Impacting Home Energy Efficiency and Your Wallet
Having your home properly air sealed is critical to your energy conservation efforts and greatly impacts your utility bills. You can save up to 30% of your energy costs by air sealing multiple points of your home where energy losses occur. Additionally, air leaks are also a major cause of discomfort, moisture problems and even poor air quality.
Where Air Leakage Occurs
The US Department of Energy shows how much air leakage occurs in various locations of an average American home:
- Ceiling, Walls and Floors – 31%
- Ducts – 15%
- Fireplace – 14%
- Plumbing Penetrations – 13%
- Doors – 11%
- Windows – 10%
- Fans and Vents – 4%
- Electrical Outlets – 2%
These figures provide you with the most important areas to target for air sealing. Pinpointing the exact locations of air loss and assess your entire home’s energy consumption and waste, and recommend ways to improve your home’s energy efficiency.
Exterior of Your Home
The exterior of your home is often referred to as the “envelope” or the “shell”. Sealing your home against air filtration (air leaking in from the outside) and air ex-filtration (air leaking from inside of the house to the outside) helps to reduce your energy expenditures.
As a homeowner, you can greatly improve your home’s energy efficiency by sealing as many entry points as possible. Check seams between the top of the foundation wall and the wood framing, doors and windows, along baseboards, through electrical receptacles and switches mounted on exterior walls, fireplaces, laundry chutes, attic hatchway doors and pull-down stairs, whole-house fan installations and pipe and wire penetrations.
To test for air leaks using a “blower-door test” to accurately measure air leakage of your house. The test is done by temporarily de-pressurizing the house to get an accurate measurement of how much air is entering the house through cracks, gaps and holes.
Interior of Your Home
To ensure that air doesn’t leak from the outside of your home to the inside, check the following:
- Baseboards and Floors: Any gaps left between baseboards and hard floors can be filled with latex caulk.
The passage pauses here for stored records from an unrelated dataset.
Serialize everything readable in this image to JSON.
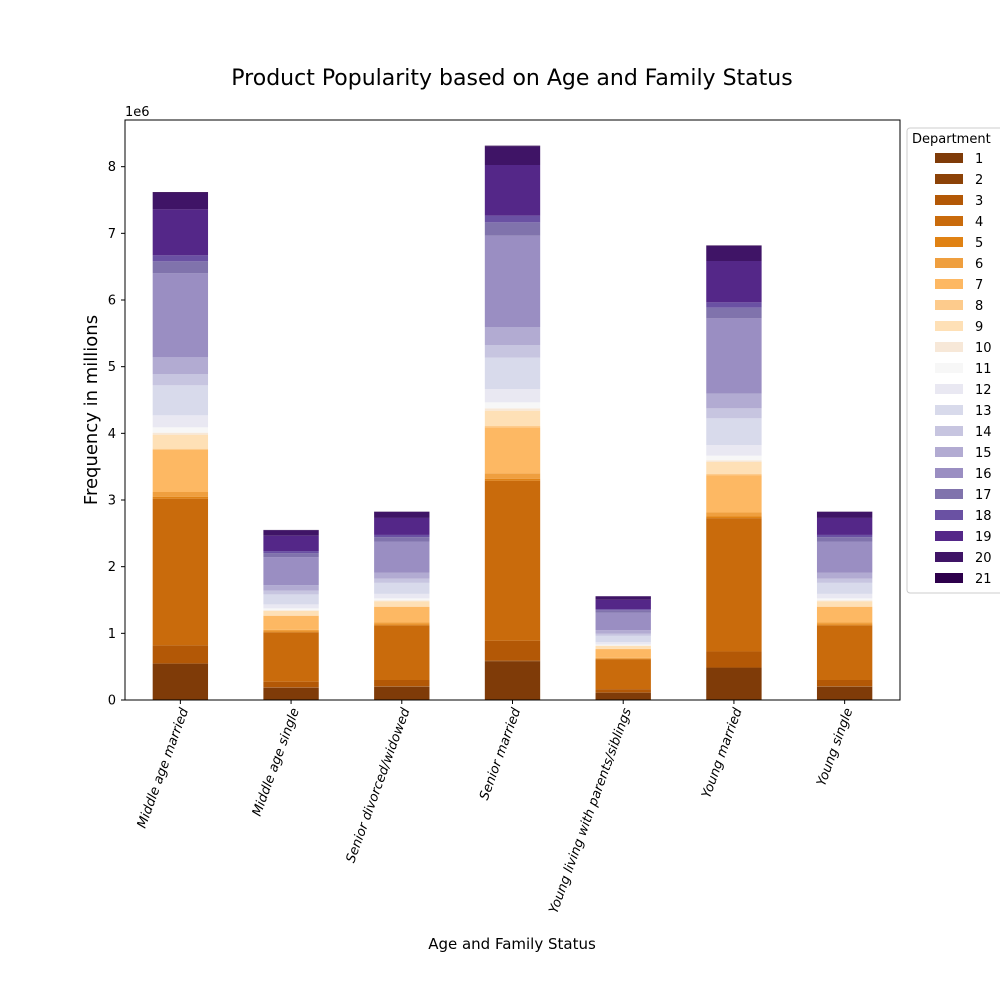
{
  "chart_data": {
    "type": "bar",
    "stacked": true,
    "title": "Product Popularity based on Age and Family Status",
    "xlabel": "Age and Family Status",
    "ylabel": "Frequency in millions",
    "y_offset_label": "1e6",
    "ylim": [
      0,
      8700000
    ],
    "y_ticks": [
      0,
      1000000,
      2000000,
      3000000,
      4000000,
      5000000,
      6000000,
      7000000,
      8000000
    ],
    "y_tick_labels": [
      "0",
      "1",
      "2",
      "3",
      "4",
      "5",
      "6",
      "7",
      "8"
    ],
    "grid": false,
    "legend": {
      "title": "Department",
      "placement": "outside-top-right"
    },
    "categories": [
      "Middle age married",
      "Middle age single",
      "Senior divorced/widowed",
      "Senior married",
      "Young living with parents/siblings",
      "Young married",
      "Young single"
    ],
    "series": [
      {
        "name": "1",
        "color": "#7f3b08",
        "values": [
          540000,
          185000,
          200000,
          580000,
          110000,
          480000,
          200000
        ]
      },
      {
        "name": "2",
        "color": "#8c4207",
        "values": [
          10000,
          5000,
          5000,
          10000,
          3000,
          8000,
          5000
        ]
      },
      {
        "name": "3",
        "color": "#b35806",
        "values": [
          270000,
          85000,
          95000,
          300000,
          50000,
          240000,
          95000
        ]
      },
      {
        "name": "4",
        "color": "#c96b0c",
        "values": [
          2200000,
          740000,
          820000,
          2400000,
          450000,
          2000000,
          820000
        ]
      },
      {
        "name": "5",
        "color": "#e08214",
        "values": [
          30000,
          12000,
          12000,
          30000,
          7000,
          25000,
          12000
        ]
      },
      {
        "name": "6",
        "color": "#ef9f3f",
        "values": [
          70000,
          25000,
          30000,
          80000,
          14000,
          60000,
          30000
        ]
      },
      {
        "name": "7",
        "color": "#fdb863",
        "values": [
          630000,
          210000,
          235000,
          690000,
          130000,
          560000,
          235000
        ]
      },
      {
        "name": "8",
        "color": "#fdcb8c",
        "values": [
          20000,
          8000,
          8000,
          20000,
          5000,
          17000,
          8000
        ]
      },
      {
        "name": "9",
        "color": "#fee0b6",
        "values": [
          210000,
          68000,
          77000,
          230000,
          42000,
          180000,
          77000
        ]
      },
      {
        "name": "10",
        "color": "#f7e8d8",
        "values": [
          30000,
          10000,
          12000,
          35000,
          6000,
          25000,
          12000
        ]
      },
      {
        "name": "11",
        "color": "#f7f7f7",
        "values": [
          80000,
          26000,
          30000,
          90000,
          16000,
          70000,
          30000
        ]
      },
      {
        "name": "12",
        "color": "#e9e8f2",
        "values": [
          180000,
          60000,
          68000,
          200000,
          37000,
          160000,
          68000
        ]
      },
      {
        "name": "13",
        "color": "#d8daeb",
        "values": [
          450000,
          150000,
          165000,
          470000,
          92000,
          400000,
          165000
        ]
      },
      {
        "name": "14",
        "color": "#c7c5e0",
        "values": [
          170000,
          57000,
          63000,
          190000,
          35000,
          150000,
          63000
        ]
      },
      {
        "name": "15",
        "color": "#b2abd2",
        "values": [
          250000,
          83000,
          92000,
          270000,
          51000,
          220000,
          92000
        ]
      },
      {
        "name": "16",
        "color": "#9a8ec2",
        "values": [
          1260000,
          420000,
          465000,
          1370000,
          260000,
          1130000,
          465000
        ]
      },
      {
        "name": "17",
        "color": "#8073ac",
        "values": [
          180000,
          60000,
          66000,
          200000,
          37000,
          160000,
          66000
        ]
      },
      {
        "name": "18",
        "color": "#6a51a3",
        "values": [
          90000,
          30000,
          33000,
          100000,
          18000,
          80000,
          33000
        ]
      },
      {
        "name": "19",
        "color": "#542788",
        "values": [
          690000,
          230000,
          255000,
          760000,
          140000,
          620000,
          255000
        ]
      },
      {
        "name": "20",
        "color": "#3f1466",
        "values": [
          250000,
          84000,
          92000,
          280000,
          52000,
          225000,
          92000
        ]
      },
      {
        "name": "21",
        "color": "#2d004b",
        "values": [
          10000,
          3000,
          3000,
          10000,
          2000,
          8000,
          3000
        ]
      }
    ]
  }
}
- Gaskets: Check switches and electrical outlets – they may feel cold or you may feel a cold draft. You can block these drafts form the inside of your house by installing inexpensive insulated gaskets. (Caution: to avoid electrical shock, remove the covers from switches and receptacles only after you have shut off the power.)
- Recessed Ceiling Lights: Older types of recessed lighting can be extremely leaky and difficult to make airtight. Often, the best solution is to build an airtight box of flame-resistant material (i.e. sheet metal or drywall) at least 3 inches larger the light’s housing to cover the portion of the fixture that is in the attic. You will need to pay attention to fire code regulations.
- Attic Floor: The top floor ceiling in your home acts as a containment barrier to rising warm air. Any small hole or a gap in that area will create an outlet for warm air to escape. As the air exits through the top floor ceiling, it will create a slight negative pressure inside your house and the air leaving will need to be replaced. That air will come from the outside of the house and will need to be heated – requiring additional use of your furnace, which costs you money. Checking for cracks, holes of small openings in the attic floor will result in substantial energy savings.
- Fireplace: Careful sealing of this area is often neglected, and gaps around fireplaces allow heated or cooled air to escape the house easily. Check around your fireplace with a good flashlight to see if there are any holes that need to be sealed with spray foam, fireproof caulk or other filler.
- Weather stripping: Checking the weather stripping around your doors will not only keep the drafts out of your home – it will keep your heating and cooling bills under control.
- Attic: Sealing and insulating your attic is one of the most critical steps to ensuring that your home is properly air sealed. Most attics have insulation which helps reduce heat loss. But it won’t stop the air flow. Insulation can actually conceal cracks, gaps and holes through which the pressurized air from your home is driven into the attic. Check for staining in the insulation, which is an indicator of an air leak.
- Chimneys: Building codes mandate a minimum two-inch gap between any flammable material and the masonry or metal. This gap is often left unfilled and it leaves a hole that goes directly from the basement to the attic. The solution is to close the hole with a non-flammable material and fireproof caulk.
- Pull-Down Attic Stairs: This is often the largest hole in the attic floor which can allow a tremendous amount of air to escape. Some estimates state that the hole around a typical pull-down stairs can amount to 40 square inches. Proper sealing is difficult, but adding compressible self-stick foam tape along the upper edges of the plywood door will help reduce air leakage.